Solo quando nel 2005, povero e ultra ottantenne, sarà sfrattato dalla vecchia casa in cui viveva da quarant’anni, lo Stato compierà un gesto di risarcimento. Nel novembre 2006 il governo Prodi assegnerà all’artista piacentino un vitalizio in base alla legge Bacchelli.

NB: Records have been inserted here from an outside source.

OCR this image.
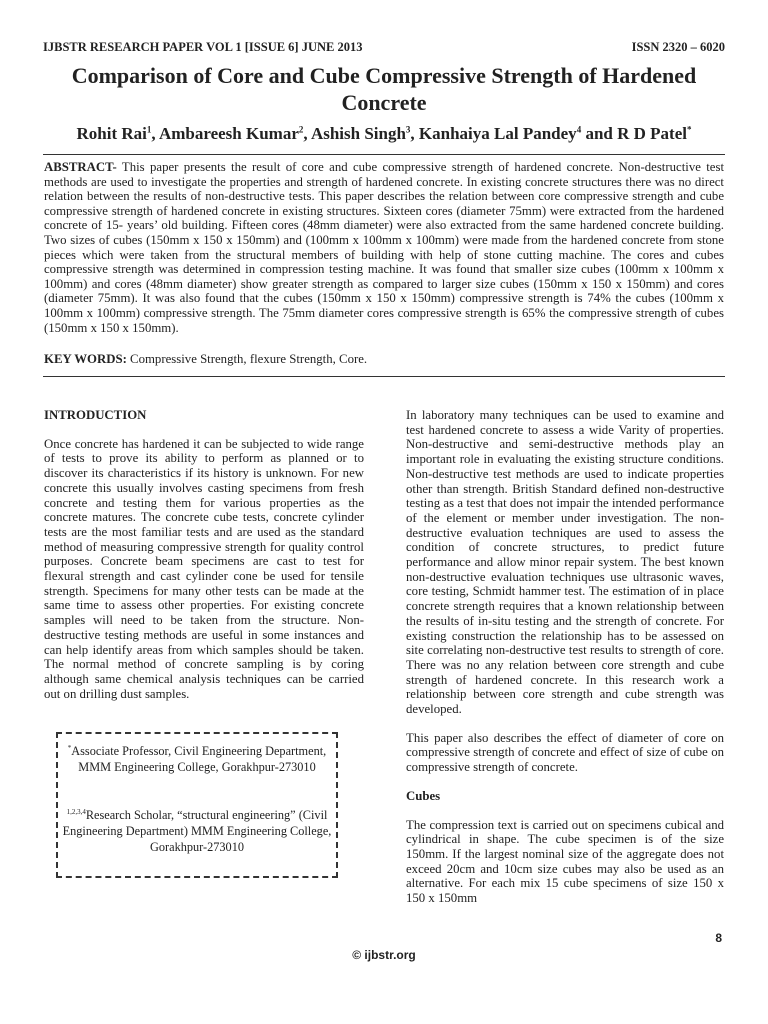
IJBSTR RESEARCH PAPER VOL 1 [ISSUE 6] JUNE 2013	ISSN 2320 – 6020
Comparison of Core and Cube Compressive Strength of Hardened Concrete
Rohit Rai$^1$, Ambareesh Kumar$^2$, Ashish Singh$^3$, Kanhaiya Lal Pandey$^4$ and R D Patel*
ABSTRACT- This paper presents the result of core and cube compressive strength of hardened concrete. Non-destructive test methods are used to investigate the properties and strength of hardened concrete. In existing concrete structures there was no direct relation between the results of non-destructive tests. This paper describes the relation between core compressive strength and cube compressive strength of hardened concrete in existing structures. Sixteen cores (diameter 75mm) were extracted from the hardened concrete of 15- years’ old building. Fifteen cores (48mm diameter) were also extracted from the same hardened concrete building. Two sizes of cubes (150mm x 150 x 150mm) and (100mm x 100mm x 100mm) were made from the hardened concrete from stone pieces which were taken from the structural members of building with help of stone cutting machine. The cores and cubes compressive strength was determined in compression testing machine. It was found that smaller size cubes (100mm x 100mm x 100mm) and cores (48mm diameter) show greater strength as compared to larger size cubes (150mm x 150 x 150mm) and cores (diameter 75mm). It was also found that the cubes (150mm x 150 x 150mm) compressive strength is 74% the cubes (100mm x 100mm x 100mm) compressive strength. The 75mm diameter cores compressive strength is 65% the compressive strength of cubes (150mm x 150 x 150mm).
KEY WORDS: Compressive Strength, flexure Strength, Core.
INTRODUCTION
Once concrete has hardened it can be subjected to wide range of tests to prove its ability to perform as planned or to discover its characteristics if its history is unknown. For new concrete this usually involves casting specimens from fresh concrete and testing them for various properties as the concrete matures. The concrete cube tests, concrete cylinder tests are the most familiar tests and are used as the standard method of measuring compressive strength for quality control purposes. Concrete beam specimens are cast to test for flexural strength and cast cylinder cone be used for tensile strength. Specimens for many other tests can be made at the same time to assess other properties. For existing concrete samples will need to be taken from the structure. Non-destructive testing methods are useful in some instances and can help identify areas from which samples should be taken. The normal method of concrete sampling is by coring although same chemical analysis techniques can be carried out on drilling dust samples.
*Associate Professor, Civil Engineering Department, MMM Engineering College, Gorakhpur-273010
$^{1,2,3,4}$Research Scholar, “structural engineering” (Civil Engineering Department) MMM Engineering College, Gorakhpur-273010
In laboratory many techniques can be used to examine and test hardened concrete to assess a wide Varity of properties. Non-destructive and semi-destructive methods play an important role in evaluating the existing structure conditions. Non-destructive test methods are used to indicate properties other than strength. British Standard defined non-destructive testing as a test that does not impair the intended performance of the element or member under investigation. The non-destructive evaluation techniques are used to assess the condition of concrete structures, to predict future performance and allow minor repair system. The best known non-destructive evaluation techniques use ultrasonic waves, core testing, Schmidt hammer test. The estimation of in place concrete strength requires that a known relationship between the results of in-situ testing and the strength of concrete. For existing construction the relationship has to be assessed on site correlating non-destructive test results to strength of core. There was no any relation between core strength and cube strength of hardened concrete. In this research work a relationship between core strength and cube strength was developed.
This paper also describes the effect of diameter of core on compressive strength of concrete and effect of size of cube on compressive strength of concrete.
Cubes
The compression text is carried out on specimens cubical and cylindrical in shape. The cube specimen is of the size 150mm. If the largest nominal size of the aggregate does not exceed 20cm and 10cm size cubes may also be used as an alternative. For each mix 15 cube specimens of size 150 x 150 x 150mm
8
© ijbstr.org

Termino questo breve ricordo con le parole di Pier Paolo Pasolini, come lui bersaglio di un vecchio ordine sociale che non accettava il pensiero libero:

“Se c’e un uomo «mite» nel senso più puro del termine, questo è Braibanti: egli non si è appoggiato infatti mai a niente e a nessuno; non ha chiesto o preteso mai nulla. Qual è dunque il delitto che egli ha commesso per essere condannato attraverso l’accusa, pretestuale, di plagio? Il suo delitto è stata la sua debolezza. Ma questa debolezza egli se l’è scelta e voluta, rifiutando qualsiasi forma di autorità: autorità, che, come autore, in qualche modo, gli sarebbe provenuta naturalmente, solo che egli avesse accettato anche in misura minima una qualsiasi idea comune di intellettuale: o quella comunista o quella borghese o quella cattolica, o quella, semplicemente, letteraria… Invece egli si è rifiutato d’identificarsi con qualsiasi di queste figure – infine buffonesche – di intellettuale”.